Господи: в эти мгновения из внешней оболочки невзрачного Мгиви словно бы выглянуло совсем другое существо, исполненное величия и могущества.

— Ну как знаешь, — отчаявшись что-либо понять, отмахнулся Фраерман. Взял рацию и вызвал Кондрата Приблуду. — Третий, это первый, доложи по фрицам… Что, уже рассаживаются? Ладно, сейчас буду. А ты подгони-ка баландера ко мне… все по классу А… Ландорики, [125] балагас,[126] чайковского пусть замутят… Нет, каши не надо. И бухалова тоже. У нас и без него весело…

Прозвучало это с нескрываемой горечью. Мгиви не ответил. Он всё ещё стоял неподвижно, глядя куда-то вдаль, сквозь стену палатки. Матвею Иосифовичу оставалось только догадываться, что он там видел…
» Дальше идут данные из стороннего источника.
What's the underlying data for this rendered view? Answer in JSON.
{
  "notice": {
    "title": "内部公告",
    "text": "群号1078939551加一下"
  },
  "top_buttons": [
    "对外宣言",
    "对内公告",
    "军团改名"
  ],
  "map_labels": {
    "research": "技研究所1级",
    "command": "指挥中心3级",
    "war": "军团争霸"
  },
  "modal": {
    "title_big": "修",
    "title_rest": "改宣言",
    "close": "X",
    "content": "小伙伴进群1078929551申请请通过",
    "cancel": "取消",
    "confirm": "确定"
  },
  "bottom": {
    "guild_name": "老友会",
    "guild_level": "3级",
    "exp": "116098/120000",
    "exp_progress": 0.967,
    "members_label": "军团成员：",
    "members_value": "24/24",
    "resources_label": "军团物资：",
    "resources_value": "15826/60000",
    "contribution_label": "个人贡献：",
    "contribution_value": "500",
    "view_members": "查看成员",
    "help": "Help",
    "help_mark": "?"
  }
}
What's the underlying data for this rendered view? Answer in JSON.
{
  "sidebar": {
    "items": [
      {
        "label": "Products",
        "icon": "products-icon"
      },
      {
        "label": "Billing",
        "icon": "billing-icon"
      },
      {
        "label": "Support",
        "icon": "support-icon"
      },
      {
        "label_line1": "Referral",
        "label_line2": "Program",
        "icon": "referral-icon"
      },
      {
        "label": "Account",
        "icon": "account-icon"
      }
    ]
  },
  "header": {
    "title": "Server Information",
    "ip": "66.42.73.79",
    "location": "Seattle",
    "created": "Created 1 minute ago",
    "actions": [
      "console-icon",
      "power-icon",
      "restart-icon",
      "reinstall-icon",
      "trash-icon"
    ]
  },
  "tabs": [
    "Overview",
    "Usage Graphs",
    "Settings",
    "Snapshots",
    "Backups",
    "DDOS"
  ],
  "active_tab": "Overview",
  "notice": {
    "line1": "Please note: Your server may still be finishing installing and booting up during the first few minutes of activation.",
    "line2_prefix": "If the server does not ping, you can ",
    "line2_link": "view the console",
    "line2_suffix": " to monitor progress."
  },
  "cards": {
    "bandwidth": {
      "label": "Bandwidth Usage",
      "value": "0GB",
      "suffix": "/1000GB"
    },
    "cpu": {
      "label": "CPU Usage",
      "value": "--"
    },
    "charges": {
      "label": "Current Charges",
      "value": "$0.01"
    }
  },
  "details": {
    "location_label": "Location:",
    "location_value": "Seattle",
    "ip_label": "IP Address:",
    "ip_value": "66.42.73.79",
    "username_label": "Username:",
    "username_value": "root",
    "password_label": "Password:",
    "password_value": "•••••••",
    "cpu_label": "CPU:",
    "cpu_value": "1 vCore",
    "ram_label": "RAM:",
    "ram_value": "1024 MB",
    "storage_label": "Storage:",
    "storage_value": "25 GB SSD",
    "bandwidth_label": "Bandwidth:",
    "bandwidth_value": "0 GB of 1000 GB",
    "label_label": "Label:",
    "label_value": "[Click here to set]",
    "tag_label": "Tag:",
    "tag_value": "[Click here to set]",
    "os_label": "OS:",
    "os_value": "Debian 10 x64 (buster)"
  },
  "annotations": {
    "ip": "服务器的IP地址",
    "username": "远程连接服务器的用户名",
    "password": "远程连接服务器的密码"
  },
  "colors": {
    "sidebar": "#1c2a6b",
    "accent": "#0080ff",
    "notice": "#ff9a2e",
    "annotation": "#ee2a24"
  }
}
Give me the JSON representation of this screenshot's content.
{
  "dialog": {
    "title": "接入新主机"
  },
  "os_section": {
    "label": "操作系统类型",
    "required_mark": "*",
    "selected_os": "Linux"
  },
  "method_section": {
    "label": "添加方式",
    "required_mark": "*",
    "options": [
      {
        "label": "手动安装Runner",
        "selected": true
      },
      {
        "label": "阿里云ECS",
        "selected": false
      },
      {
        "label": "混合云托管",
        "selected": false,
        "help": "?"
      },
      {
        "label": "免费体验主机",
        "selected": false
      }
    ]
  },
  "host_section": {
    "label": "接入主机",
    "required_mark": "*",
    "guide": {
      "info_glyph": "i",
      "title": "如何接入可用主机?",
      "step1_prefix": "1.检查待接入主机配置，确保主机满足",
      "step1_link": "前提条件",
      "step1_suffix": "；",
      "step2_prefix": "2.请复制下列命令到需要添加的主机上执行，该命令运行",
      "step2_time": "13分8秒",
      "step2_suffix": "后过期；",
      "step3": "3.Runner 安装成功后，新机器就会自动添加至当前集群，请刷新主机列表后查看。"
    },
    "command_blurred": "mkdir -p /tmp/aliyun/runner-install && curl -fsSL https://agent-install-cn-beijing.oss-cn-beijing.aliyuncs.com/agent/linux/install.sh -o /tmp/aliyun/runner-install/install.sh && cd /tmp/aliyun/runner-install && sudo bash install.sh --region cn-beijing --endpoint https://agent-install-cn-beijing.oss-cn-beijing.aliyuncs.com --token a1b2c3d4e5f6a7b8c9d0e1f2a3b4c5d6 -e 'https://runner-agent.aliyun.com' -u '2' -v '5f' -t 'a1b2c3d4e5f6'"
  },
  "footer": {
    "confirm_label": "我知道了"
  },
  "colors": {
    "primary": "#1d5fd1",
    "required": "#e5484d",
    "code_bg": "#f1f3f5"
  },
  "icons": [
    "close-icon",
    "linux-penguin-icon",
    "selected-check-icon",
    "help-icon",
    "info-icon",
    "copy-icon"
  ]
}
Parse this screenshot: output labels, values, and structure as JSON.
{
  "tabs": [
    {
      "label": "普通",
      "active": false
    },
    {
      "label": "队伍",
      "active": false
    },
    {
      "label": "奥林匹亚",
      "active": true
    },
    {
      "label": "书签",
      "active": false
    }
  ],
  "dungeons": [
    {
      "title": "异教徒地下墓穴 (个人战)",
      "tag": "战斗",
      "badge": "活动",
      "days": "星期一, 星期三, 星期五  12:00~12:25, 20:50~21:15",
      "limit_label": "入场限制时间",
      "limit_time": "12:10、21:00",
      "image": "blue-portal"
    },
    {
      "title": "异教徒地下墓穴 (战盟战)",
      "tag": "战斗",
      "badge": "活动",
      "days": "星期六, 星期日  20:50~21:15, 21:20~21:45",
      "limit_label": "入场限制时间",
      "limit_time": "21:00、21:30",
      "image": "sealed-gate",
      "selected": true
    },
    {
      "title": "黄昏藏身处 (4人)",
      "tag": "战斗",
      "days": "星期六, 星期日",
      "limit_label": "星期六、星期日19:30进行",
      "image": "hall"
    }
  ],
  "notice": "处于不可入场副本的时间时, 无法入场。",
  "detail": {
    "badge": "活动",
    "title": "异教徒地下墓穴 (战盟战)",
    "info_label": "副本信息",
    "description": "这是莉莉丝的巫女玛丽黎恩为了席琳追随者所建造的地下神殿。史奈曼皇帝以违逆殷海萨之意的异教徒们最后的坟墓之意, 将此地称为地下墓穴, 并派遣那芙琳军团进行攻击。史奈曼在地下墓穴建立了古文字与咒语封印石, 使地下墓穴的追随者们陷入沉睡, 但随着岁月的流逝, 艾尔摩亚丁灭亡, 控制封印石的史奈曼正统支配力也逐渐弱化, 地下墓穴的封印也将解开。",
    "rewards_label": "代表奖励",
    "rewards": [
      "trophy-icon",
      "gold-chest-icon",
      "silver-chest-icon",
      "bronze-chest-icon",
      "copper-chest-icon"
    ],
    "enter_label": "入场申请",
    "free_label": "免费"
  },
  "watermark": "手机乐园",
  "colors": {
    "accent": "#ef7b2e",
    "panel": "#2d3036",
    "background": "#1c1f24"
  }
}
В палатке Краева было тихо, точно в покойницкой. В общем-то, хозяин дома больше всего именно покойника и напоминал. Тихон свернулся у его шеи, Варенцова, сидя на скамеечке, пыталась и не могла проглотить застрявший в горле липкий комок.

«Вот так. А ведь думала, что еду на праздник…»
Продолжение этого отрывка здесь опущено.